Today, in 2023, we still await general legislation to oversee the complex field of fertility treatment. Heads, or the first draft, of an Health (Assisted Human Reproduction) Bill (AHR Bill) were published in 2017. Those of us in the field responded with an opinion paper and spoke in Parliament at the Health Committee. Key areas which concerned us were age limits for treatment, counselling, compensation of donors, surrogacy and posthumous conception. The Joint Committee on Health produced its report on pre-legislative scrutiny of the Bill in July 2019. They agreed with most of our opinions but, sadly, many of these have not been incorporated into the AHR Bill, published in February 2022.

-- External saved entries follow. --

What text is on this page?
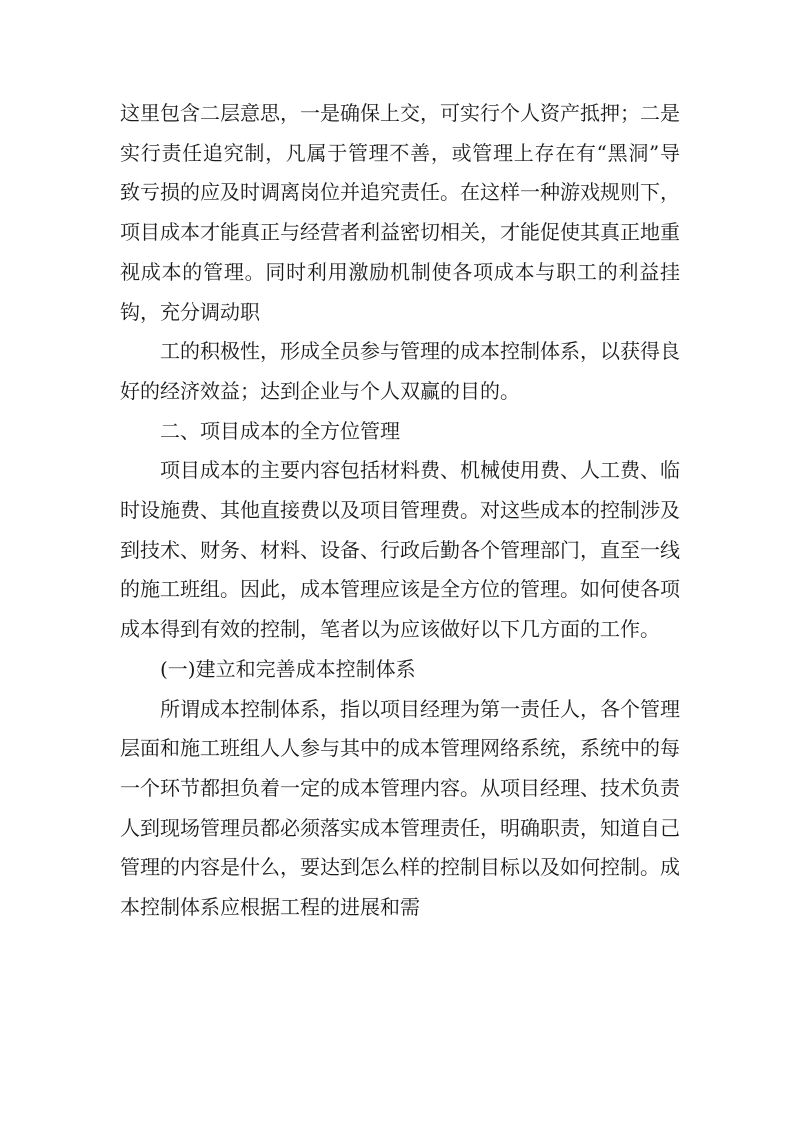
这里包含二层意思，一是确保上交，可实行个人资产抵押；二是实行责任追究制，凡属于管理不善，或管理上存在有“黑洞”导致亏损的应及时调离岗位并追究责任。在这样一种游戏规则下，项目成本才能真正与经营者利益密切相关，才能促使其真正地重视成本的管理。同时利用激励机制使各项成本与职工的利益挂钩，充分调动职

工的积极性，形成全员参与管理的成本控制体系，以获得良好的经济效益；达到企业与个人双赢的目的。

二、项目成本的全方位管理

项目成本的主要内容包括材料费、机械使用费、人工费、临时设施费、其他直接费以及项目管理费。对这些成本的控制涉及到技术、财务、材料、设备、行政后勤各个管理部门，直至一线的施工班组。因此，成本管理应该是全方位的管理。如何使各项成本得到有效的控制，笔者以为应该做好以下几方面的工作。

(一)建立和完善成本控制体系

所谓成本控制体系，指以项目经理为第一责任人，各个管理层面和施工班组人人参与其中的成本管理网络系统，系统中的每一个环节都担负着一定的成本管理内容。从项目经理、技术负责人到现场管理员都必须落实成本管理责任，明确职责，知道自己管理的内容是什么，要达到怎么样的控制目标以及如何控制。成本控制体系应根据工程的进展和需
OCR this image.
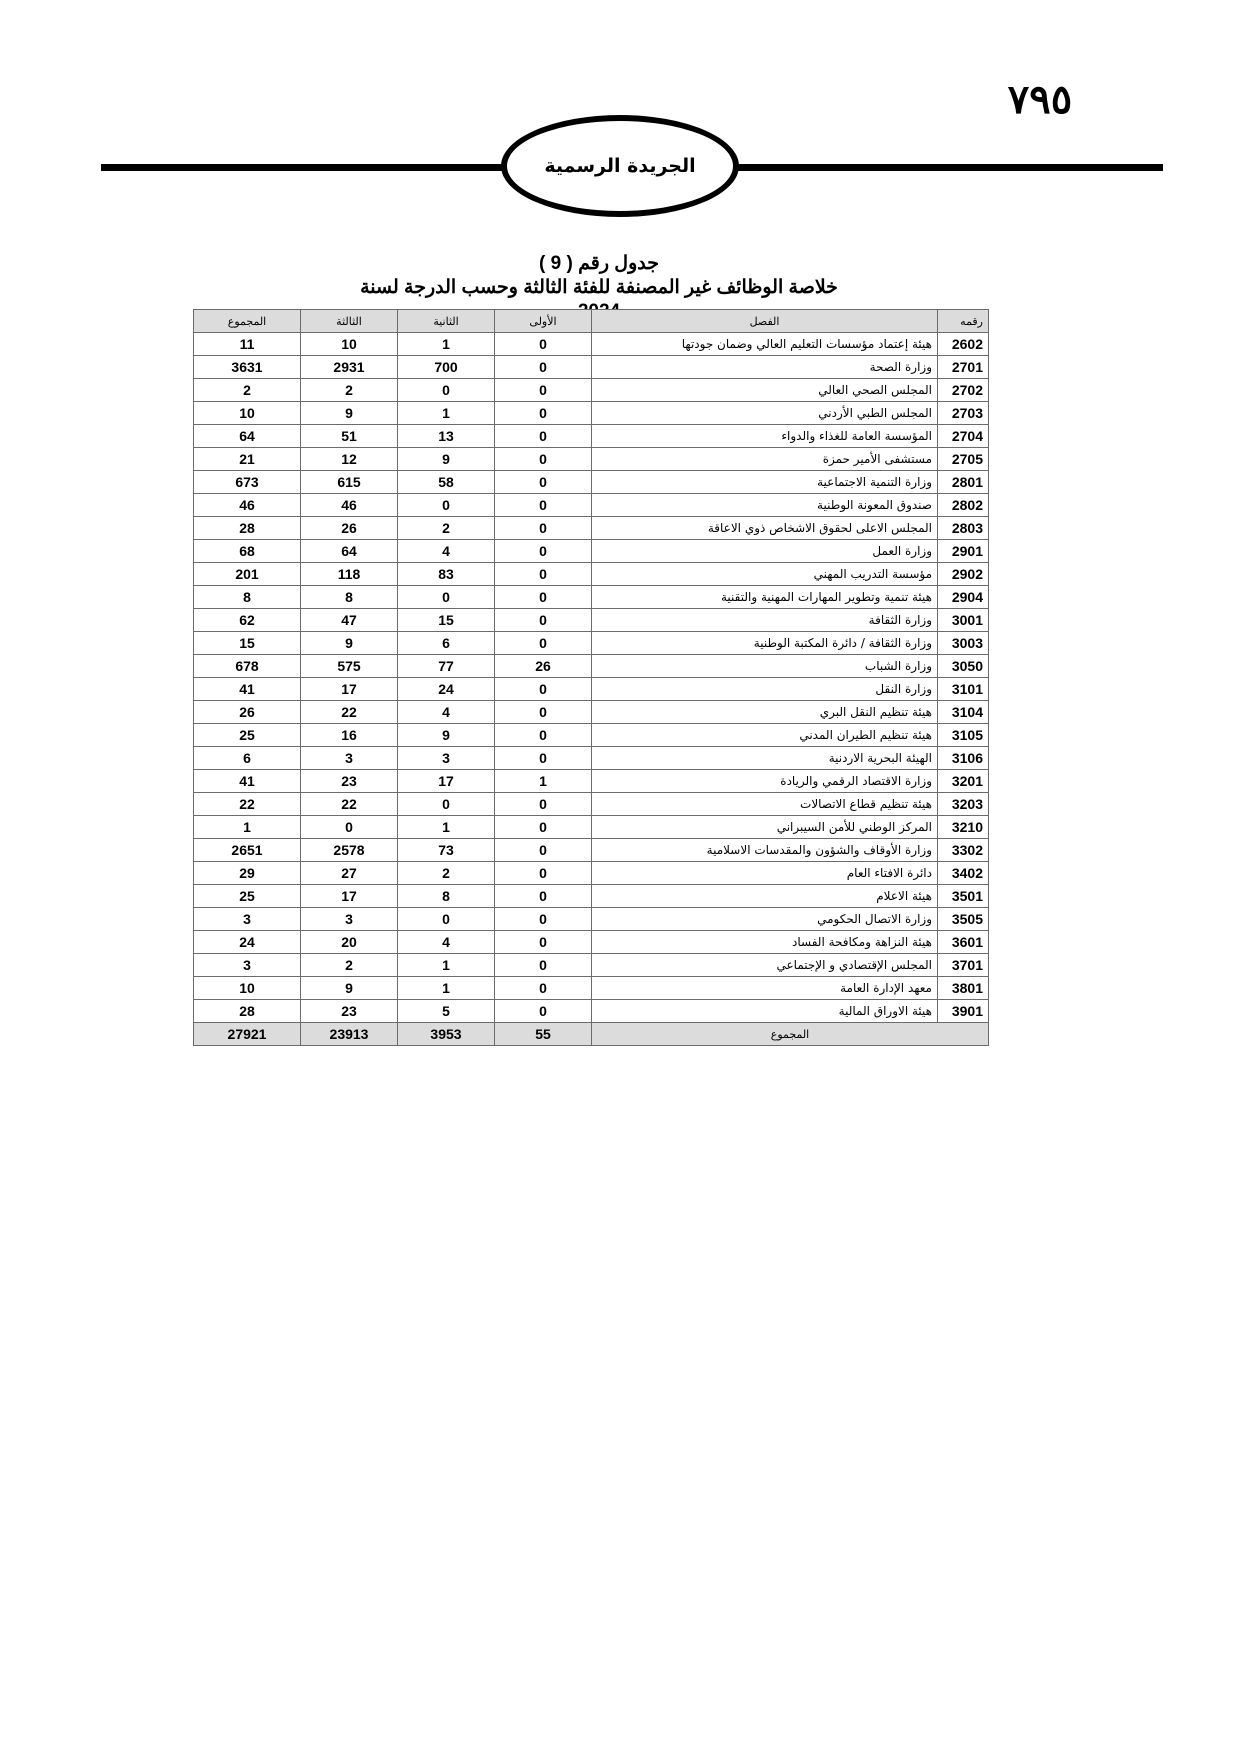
٧٩٥
الجريدة الرسمية
جدول رقم ( 9 )
خلاصة الوظائف غير المصنفة للفئة الثالثة وحسب الدرجة لسنة
رقمه	الفصل	الأولى	الثانية	الثالثة	المجموع
2602	هيئة إعتماد مؤسسات التعليم العالي وضمان جودتها	0	1	10	11
2701	وزارة الصحة	0	700	2931	3631
2702	المجلس الصحي العالي	0	0	2	2
2703	المجلس الطبي الأردني	0	1	9	10
2704	المؤسسة العامة للغذاء والدواء	0	13	51	64
2705	مستشفى الأمير حمزة	0	9	12	21
2801	وزارة التنمية الاجتماعية	0	58	615	673
2802	صندوق المعونة الوطنية	0	0	46	46
2803	المجلس الاعلى لحقوق الاشخاص ذوي الاعاقة	0	2	26	28
2901	وزارة العمل	0	4	64	68
2902	مؤسسة التدريب المهني	0	83	118	201
2904	هيئة تنمية وتطوير المهارات المهنية والتقنية	0	0	8	8
3001	وزارة الثقافة	0	15	47	62
3003	وزارة الثقافة / دائرة المكتبة الوطنية	0	6	9	15
3050	وزارة الشباب	26	77	575	678
3101	وزارة النقل	0	24	17	41
3104	هيئة تنظيم النقل البري	0	4	22	26
3105	هيئة تنظيم الطيران المدني	0	9	16	25
3106	الهيئة البحرية الاردنية	0	3	3	6
3201	وزارة الاقتصاد الرقمي والريادة	1	17	23	41
3203	هيئة تنظيم قطاع الاتصالات	0	0	22	22
3210	المركز الوطني للأمن السيبراني	0	1	0	1
3302	وزارة الأوقاف والشؤون والمقدسات الاسلامية	0	73	2578	2651
3402	دائرة الافتاء العام	0	2	27	29
3501	هيئة الاعلام	0	8	17	25
3505	وزارة الاتصال الحكومي	0	0	3	3
3601	هيئة النزاهة ومكافحة الفساد	0	4	20	24
3701	المجلس الإقتصادي و الإجتماعي	0	1	2	3
3801	معهد الإدارة العامة	0	1	9	10
3901	هيئة الاوراق المالية	0	5	23	28
المجموع	55	3953	23913	27921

This AHR Bill 2022 has now passed to the third stage of the Parliamentary process and is awaiting further review and amendment in the Oireachtas, the Irish Houses of Parliament. Once again, other issues of societal interest have led to postponement. The AHR Bill 2022 provides for domestic but not international surrogacy. Following intense lobbying from affected individuals, it was decided in early 2022 to establish a Parliamentary Committee to advise on international surrogacy. The recommendations of this Committee are currently being reviewed with a view to incorporation into the AHR Bill 2022.
It is likely that the Irish AHR Bill will finally pass into law in 2023. Many parts of the current draft are still of major concern to practitioners in the field. These include proposed mandatory counselling for all accessing AHR (even heterosexual couples using own gametes) but no requirement for counselling prior to donation; the restriction of posthumous conception to women only and the transfer of parentage in all surrogacy cases, following rather than at birth.

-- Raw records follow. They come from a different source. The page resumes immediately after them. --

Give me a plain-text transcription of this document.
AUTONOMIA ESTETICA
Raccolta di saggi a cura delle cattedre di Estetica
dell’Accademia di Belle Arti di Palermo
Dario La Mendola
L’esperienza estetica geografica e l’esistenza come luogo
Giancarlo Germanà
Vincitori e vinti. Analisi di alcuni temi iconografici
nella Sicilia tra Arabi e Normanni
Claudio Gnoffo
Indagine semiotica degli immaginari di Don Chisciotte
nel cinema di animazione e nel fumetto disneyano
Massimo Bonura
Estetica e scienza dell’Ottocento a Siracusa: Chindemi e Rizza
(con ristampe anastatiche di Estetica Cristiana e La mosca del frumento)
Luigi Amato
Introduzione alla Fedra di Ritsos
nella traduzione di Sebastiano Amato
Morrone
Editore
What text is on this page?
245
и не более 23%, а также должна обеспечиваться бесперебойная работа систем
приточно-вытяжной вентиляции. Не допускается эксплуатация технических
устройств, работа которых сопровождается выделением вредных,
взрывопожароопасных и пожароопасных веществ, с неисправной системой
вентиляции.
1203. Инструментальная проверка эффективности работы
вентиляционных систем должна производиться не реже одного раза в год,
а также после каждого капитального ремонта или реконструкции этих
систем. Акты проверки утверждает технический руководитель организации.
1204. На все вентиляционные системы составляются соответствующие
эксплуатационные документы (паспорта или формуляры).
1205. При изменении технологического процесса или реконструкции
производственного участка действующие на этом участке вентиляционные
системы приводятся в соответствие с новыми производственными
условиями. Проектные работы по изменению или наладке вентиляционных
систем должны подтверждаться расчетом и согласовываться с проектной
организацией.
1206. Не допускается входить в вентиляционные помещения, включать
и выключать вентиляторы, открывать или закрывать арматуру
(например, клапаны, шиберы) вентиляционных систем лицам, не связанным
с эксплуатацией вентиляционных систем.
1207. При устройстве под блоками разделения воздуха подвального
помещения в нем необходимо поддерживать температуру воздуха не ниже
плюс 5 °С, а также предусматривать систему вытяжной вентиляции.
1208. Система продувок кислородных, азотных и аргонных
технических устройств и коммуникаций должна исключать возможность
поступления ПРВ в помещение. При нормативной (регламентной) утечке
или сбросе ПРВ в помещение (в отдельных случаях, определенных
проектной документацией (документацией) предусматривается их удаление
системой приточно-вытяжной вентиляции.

Several sections of the Bill, drafted prior to 2017 are now medically and scientifically out of date (there is no mention of non-invasive pre-implantation genetic testing or of the cryopreservation and storage of gonadal tissue, for example.) Other sections are worded in such a way that they may have unforeseen and unintended consequences. In mid-2022, a large group of professionals in the sector submitted a position paper to Government. Our views concur with those of over 200 health professionals and over 1000 service users in two recent studies in European Journal of Obstetrics and Gynecology (and in press). Notably, the majority of those providing and receiving fertility treatment believe counselling should only be mandatory in third party conception; men should be allowed to access posthumous reproduction and, in domestic surrogacy cases, a pathway should be developed for legal recognition of the intending parents as parents from birth.

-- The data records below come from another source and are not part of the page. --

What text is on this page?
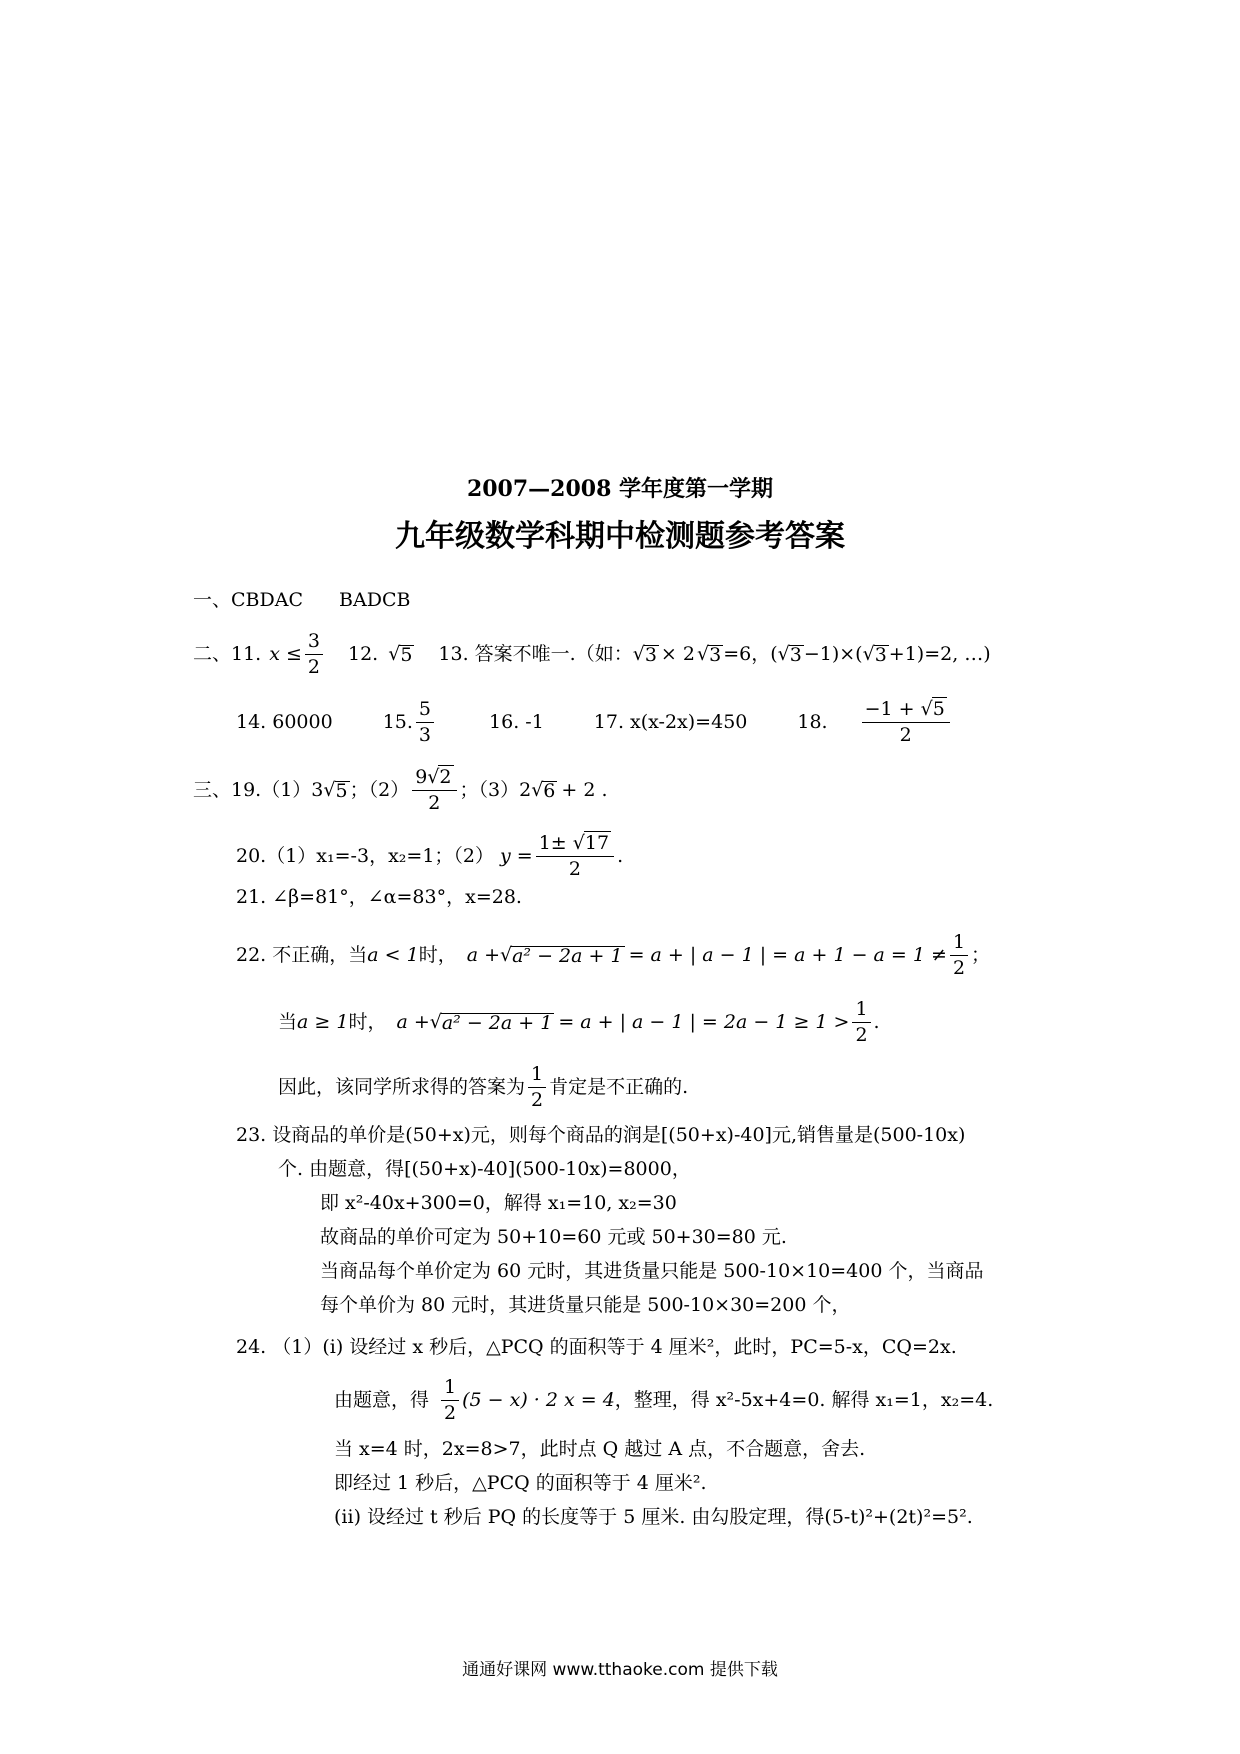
2007—2008 学年度第一学期
九年级数学科期中检测题参考答案
一、CBDAC BADCB
二、11. $x \le \frac{3}{2} 12$. √ 5 13. 答案不唯一.（如： √ 3 × 2 √ 3 =6，( √ 3 −1)×( √ 3 +1)=2, …)
14. 60000	15. $\frac{5}{3}$	16. -1	17. x(x-2x)=450	18. $\frac{-1 + √5}{2}$
三、19.（1）3 √ 5 ；$(2) \frac{9√2}{2}$ ；（3）2 √ 6 + 2 .
20.（1）x₁=-3，x₂=1；（2） $y = \frac{1\pm √17}{2}$ .
21. ∠β=81°，∠α=83°，x=28.
22. 不正确，当 a < 1 时， a + √ a² − 2a + 1 = a + | a − 1 | = $a + 1 - a = 1 \ne \frac{1}{2}$ ；
当 a ≥ 1 时， a + √ a² − 2a + 1 = a + | a − 1 | = $2a - 1 \ge 1 > \frac{1}{2}$ .
因此，该同学所求得的答案为 $\frac{1}{2}$ 肯定是不正确的.
23. 设商品的单价是(50+x)元，则每个商品的润是[(50+x)-40]元,销售量是(500-10x)
个. 由题意，得[(50+x)-40](500-10x)=8000，
即 x²-40x+300=0，解得 x₁=10, x₂=30
故商品的单价可定为 50+10=60 元或 50+30=80 元.
当商品每个单价定为 60 元时，其进货量只能是 500-10×10=400 个，当商品
每个单价为 80 元时，其进货量只能是 500-10×30=200 个，
24. （1）(i) 设经过 x 秒后，△PCQ 的面积等于 4 厘米²，此时，PC=5-x，CQ=2x.
由题意，得 $\frac{1}{2} (5 - x) \cdot 2$ x = 4 ，整理，得 x²-5x+4=0. 解得 x₁=1，x₂=4.
当 x=4 时，2x=8>7，此时点 Q 越过 A 点，不合题意，舍去.
即经过 1 秒后，△PCQ 的面积等于 4 厘米².
(ii) 设经过 t 秒后 PQ 的长度等于 5 厘米. 由勾股定理，得(5-t)²+(2t)²=5².
通通好课网 www.tthaoke.com 提供下载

I find it fascinating that, despite the lack of legislation in Ireland over the last 30 years, and the presence of very comprehensive legislation in our neighbouring country, the UK, similar controversies and debates are occurring today in both jurisdictions with regard to the outcomes of fertility treatment. And, while legislators vacillate and delay, society marches on regardless. One unintended consequence of Ireland's procrastination is that the increasing liberalisation of our society in recent years will ensure that legislation around fertility treatment is progressive and inclusive, especially if cognisance is taken of the views of service providers and service users.